In I’m Your Man, Sylvie Simmons, author of previous books on Serge Gainsbourg and Neil Young, has crafted only the second official Leonard Cohen biography, the first being Various Positions, written by Ira Nadel in the 1960s and periodically revised, most notably in 1997. At the time, Cohen had announced his departure from the music world after having released two highly successful albums, I’m Your Man and the critically-acclaimed The Future. Many wondered if we would ever see Cohen on stage again.

While Leonard Cohen’s second act is the obvious impetus for Simmons’s story, she begins with Cohen’s childhood and family life in Montreal and is able to bring together notes from many of his friends, including interviews with Cohen himself. Thus, several old stories are finally woven into their proper narrative. For example, as Simmons explores Cohen’s lifelong love of country music we are finally given the place for an odd, but often seen image of Cohen as part of a very youthful looking country band called The Buckskin Boys. In fact, while much is made of Cohen’s time on the Greek Isle of Hydra, I’m Your Man resurrects a dusty piece of Cohen lore, namely that for much of Songs from a Room, was written while Cohen was living on a ranch and riding horses in Tennessee.
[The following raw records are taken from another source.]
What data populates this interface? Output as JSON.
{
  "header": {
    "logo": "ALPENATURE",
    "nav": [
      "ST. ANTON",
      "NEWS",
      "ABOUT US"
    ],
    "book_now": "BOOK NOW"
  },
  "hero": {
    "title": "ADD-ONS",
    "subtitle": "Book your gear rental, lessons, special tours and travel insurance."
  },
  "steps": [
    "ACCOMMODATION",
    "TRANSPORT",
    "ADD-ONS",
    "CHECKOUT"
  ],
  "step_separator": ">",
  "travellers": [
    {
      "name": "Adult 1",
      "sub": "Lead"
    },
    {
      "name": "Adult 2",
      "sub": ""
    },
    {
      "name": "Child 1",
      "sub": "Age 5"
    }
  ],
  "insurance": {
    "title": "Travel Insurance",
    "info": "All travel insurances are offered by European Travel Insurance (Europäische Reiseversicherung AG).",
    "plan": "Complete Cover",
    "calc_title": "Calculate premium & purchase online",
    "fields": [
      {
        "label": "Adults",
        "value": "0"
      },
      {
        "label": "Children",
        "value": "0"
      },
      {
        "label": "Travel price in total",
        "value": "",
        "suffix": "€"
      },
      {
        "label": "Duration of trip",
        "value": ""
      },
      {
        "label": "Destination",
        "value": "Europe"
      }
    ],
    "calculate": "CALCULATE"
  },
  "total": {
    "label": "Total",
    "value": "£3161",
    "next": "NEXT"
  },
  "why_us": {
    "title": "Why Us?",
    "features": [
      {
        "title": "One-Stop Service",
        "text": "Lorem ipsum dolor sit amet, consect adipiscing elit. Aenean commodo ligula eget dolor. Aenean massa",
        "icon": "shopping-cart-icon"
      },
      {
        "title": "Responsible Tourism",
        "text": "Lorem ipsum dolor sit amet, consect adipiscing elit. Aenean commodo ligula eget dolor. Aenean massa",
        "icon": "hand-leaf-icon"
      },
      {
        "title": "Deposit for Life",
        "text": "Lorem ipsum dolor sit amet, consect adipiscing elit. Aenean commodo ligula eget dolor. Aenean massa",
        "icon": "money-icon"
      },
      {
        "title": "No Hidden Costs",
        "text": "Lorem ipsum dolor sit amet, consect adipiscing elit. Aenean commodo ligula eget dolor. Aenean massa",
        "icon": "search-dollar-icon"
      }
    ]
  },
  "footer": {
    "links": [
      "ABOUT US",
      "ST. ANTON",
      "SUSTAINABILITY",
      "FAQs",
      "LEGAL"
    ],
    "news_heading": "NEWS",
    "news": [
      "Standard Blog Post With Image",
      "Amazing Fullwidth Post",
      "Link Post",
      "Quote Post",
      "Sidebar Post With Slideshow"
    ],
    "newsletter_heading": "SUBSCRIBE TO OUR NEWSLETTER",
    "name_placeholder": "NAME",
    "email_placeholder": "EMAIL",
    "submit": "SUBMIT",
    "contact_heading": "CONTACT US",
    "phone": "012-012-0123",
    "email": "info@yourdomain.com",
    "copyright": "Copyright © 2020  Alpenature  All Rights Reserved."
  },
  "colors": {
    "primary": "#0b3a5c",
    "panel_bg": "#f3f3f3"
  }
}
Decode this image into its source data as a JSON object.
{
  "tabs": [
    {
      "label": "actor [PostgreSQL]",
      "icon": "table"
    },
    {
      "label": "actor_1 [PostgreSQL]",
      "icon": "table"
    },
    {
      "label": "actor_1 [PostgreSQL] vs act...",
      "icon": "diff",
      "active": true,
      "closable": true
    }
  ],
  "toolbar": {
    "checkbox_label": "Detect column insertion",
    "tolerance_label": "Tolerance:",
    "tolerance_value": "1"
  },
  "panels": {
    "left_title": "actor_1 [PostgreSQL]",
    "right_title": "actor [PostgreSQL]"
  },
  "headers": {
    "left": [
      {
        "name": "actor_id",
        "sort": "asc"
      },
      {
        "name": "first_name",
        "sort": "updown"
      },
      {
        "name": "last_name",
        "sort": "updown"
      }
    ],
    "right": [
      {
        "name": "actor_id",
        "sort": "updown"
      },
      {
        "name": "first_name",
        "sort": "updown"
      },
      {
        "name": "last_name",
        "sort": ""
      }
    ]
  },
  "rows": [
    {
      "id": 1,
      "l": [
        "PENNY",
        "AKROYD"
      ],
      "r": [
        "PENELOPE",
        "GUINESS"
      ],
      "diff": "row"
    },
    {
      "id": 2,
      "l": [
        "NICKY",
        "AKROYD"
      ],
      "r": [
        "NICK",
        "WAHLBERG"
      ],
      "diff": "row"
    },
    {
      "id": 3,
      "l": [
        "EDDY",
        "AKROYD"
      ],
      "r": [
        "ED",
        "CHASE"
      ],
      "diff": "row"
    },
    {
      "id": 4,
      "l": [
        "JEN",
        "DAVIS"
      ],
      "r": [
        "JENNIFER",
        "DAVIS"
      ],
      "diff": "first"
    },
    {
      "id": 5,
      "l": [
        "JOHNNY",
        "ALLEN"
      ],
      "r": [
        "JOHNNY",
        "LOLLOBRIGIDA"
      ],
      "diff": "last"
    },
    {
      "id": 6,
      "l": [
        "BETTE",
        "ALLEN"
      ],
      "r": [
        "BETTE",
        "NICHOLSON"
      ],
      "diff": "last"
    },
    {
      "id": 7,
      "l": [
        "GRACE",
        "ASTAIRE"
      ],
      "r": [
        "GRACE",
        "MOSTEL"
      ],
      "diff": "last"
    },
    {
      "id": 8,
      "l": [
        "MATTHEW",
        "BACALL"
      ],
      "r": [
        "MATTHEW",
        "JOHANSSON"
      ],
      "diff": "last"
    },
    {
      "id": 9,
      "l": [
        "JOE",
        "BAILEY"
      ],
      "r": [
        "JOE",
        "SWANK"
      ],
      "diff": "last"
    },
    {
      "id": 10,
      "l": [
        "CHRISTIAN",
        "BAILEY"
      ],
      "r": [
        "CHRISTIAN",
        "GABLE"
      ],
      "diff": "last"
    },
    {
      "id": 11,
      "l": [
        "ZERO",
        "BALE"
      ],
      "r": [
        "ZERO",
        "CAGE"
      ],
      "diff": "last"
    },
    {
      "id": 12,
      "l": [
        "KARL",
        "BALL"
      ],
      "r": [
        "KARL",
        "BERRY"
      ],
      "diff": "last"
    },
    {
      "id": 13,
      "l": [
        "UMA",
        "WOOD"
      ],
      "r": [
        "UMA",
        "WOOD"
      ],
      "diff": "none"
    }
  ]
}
In Simmons’ view, Cohen appears as a gifted, but tortured artist, driven by a need for a woman to love in order to channel his talent, while riven by depression and rendered unable to live side-by-side with his great loves. I’m Your Man is full of moments where Leonard swings wildly from declarations of love and marriage to fleeing in the next breath, either to Hydra, or New York, and later Los Angeles and Mumbai, for solitude. These moments of self-enforced exile coincide with his periods of greatest productivity. Even in the case of his most recent sojourn at the Mount Baldy Buddhist Monastery, Cohen emerged with a new book of poems, two albums, and somehow become free from his lifelong depression.

While I’m Your Man presents itself largely as a factual narrative in which Cohen’s actions are described in stark detail, without much romantic or heroic hyperbole, Simmons nevertheless appears to share Cohen’s wry sense of humour, and its easy to imagine the grand old man smiling back at you throughout its many pages.